German musician (1938–2017)

Holger Schüring (24 March 1938 – 5 September 2017), known professionally as Holger Czukay (/ˈʃʊkaɪ/), was a German musician who co-founded the krautrock group Can. Described as "successfully bridg[ing] the gap between pop and the avant-garde", Czukay also created early important examples of ambient music, explored "world music" well before the term was coined, and was a pioneer of sampling.

==Biography==
===Early life===
Czukay was born Holger Schüring on 24 March 1938 in the Free City of Danzig (present-day Gdańsk, Poland). According to Holger, his grandfather told Third Reich officials that their family "must be Aryan", and came up with a family tree supporting the claim. The family also changed their Polish last name "Czukay" to Schüring, a Dutch name. In early 1945, after World War II, his family was expelled from Poland. They booked tickets for a passage on the ship MV Wilhelm Gustloff, which was due to depart on 13 January 1945, but at the last moment his grandmother changed her mind and took them to the railway station, where they boarded a train carrying wounded soldiers to Berlin. The Gustloff was sunk by a Soviet torpedo, and almost ten thousand passengers died.

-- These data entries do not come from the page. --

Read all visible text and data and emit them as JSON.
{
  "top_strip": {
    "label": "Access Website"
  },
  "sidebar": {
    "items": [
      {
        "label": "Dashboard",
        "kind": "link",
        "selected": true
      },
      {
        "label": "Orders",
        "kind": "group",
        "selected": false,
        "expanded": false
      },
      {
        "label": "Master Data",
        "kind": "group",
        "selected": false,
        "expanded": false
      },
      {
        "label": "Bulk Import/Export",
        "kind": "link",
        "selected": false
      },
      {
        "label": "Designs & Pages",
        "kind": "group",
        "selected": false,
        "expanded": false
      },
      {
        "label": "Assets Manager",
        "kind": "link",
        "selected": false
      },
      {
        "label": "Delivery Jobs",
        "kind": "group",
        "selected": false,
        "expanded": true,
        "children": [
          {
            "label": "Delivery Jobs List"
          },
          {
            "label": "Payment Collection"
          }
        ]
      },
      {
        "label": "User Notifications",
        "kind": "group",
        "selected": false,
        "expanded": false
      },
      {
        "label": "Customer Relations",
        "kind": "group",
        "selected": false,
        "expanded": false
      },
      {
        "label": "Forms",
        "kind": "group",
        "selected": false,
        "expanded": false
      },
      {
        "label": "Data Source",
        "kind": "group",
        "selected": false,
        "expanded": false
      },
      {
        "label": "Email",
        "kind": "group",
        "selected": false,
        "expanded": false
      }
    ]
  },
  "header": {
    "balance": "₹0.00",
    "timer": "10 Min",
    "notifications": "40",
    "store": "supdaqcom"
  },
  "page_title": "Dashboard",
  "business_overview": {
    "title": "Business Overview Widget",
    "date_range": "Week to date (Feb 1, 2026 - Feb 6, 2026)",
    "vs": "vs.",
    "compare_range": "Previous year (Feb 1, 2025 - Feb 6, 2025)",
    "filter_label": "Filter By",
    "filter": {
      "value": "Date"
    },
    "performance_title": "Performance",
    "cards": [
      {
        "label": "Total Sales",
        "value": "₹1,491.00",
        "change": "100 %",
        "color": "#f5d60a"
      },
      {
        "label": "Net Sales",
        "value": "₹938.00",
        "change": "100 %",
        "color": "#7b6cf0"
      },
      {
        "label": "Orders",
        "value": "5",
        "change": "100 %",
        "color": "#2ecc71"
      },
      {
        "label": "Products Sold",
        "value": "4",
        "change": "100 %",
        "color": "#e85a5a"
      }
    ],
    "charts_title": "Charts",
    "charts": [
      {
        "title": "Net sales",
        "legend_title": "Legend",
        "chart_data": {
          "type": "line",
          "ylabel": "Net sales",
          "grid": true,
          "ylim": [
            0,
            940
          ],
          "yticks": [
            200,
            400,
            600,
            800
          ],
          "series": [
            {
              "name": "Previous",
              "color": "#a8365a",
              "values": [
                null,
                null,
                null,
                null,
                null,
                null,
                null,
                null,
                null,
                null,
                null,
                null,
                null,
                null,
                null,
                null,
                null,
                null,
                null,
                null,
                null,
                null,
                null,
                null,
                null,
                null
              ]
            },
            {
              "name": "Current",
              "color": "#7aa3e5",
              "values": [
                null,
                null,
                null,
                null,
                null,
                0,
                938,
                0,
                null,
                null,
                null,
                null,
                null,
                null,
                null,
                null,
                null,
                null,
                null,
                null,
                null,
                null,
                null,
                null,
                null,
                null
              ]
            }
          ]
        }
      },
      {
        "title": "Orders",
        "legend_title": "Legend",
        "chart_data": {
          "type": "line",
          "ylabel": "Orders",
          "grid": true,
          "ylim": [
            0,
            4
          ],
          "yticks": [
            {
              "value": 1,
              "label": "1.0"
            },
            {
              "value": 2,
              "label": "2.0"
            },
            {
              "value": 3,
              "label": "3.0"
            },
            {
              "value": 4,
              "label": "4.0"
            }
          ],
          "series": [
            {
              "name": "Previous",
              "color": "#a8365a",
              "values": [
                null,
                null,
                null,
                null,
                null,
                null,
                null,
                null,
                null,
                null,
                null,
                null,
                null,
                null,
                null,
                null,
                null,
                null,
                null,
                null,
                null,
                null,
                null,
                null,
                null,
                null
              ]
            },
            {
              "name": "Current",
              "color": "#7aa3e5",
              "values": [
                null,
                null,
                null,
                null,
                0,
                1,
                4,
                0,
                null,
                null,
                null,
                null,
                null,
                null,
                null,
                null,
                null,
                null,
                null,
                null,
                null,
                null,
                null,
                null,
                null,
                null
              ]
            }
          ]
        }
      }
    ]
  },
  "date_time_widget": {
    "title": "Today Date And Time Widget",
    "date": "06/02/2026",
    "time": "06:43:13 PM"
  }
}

The Czukay family resettled in Limburg an der Lahn, and when Holger was in his teens, moved to Duisburg, where he attended the Gerhard Mercator Scientific School and worked part-time in a radio and TV repair shop. While working at the shop he became fond of the aural qualities of radio broadcasts (anticipating his use of shortwave radio broadcasts as musical elements) and became familiar with the rudiments of electrical repair and engineering. Around that time, in the late fifties, Czukay was playing double bass in local jazz bands, including his own Holger Czukay Quintet. His fascination with music led to Czukay relocating to East Berlin and enrolling at the Hochschule für Musik Hanns Eisler Berlin in February 1962. Holger was expelled from the Berlin Music Academy, but kept pursuing his music studies.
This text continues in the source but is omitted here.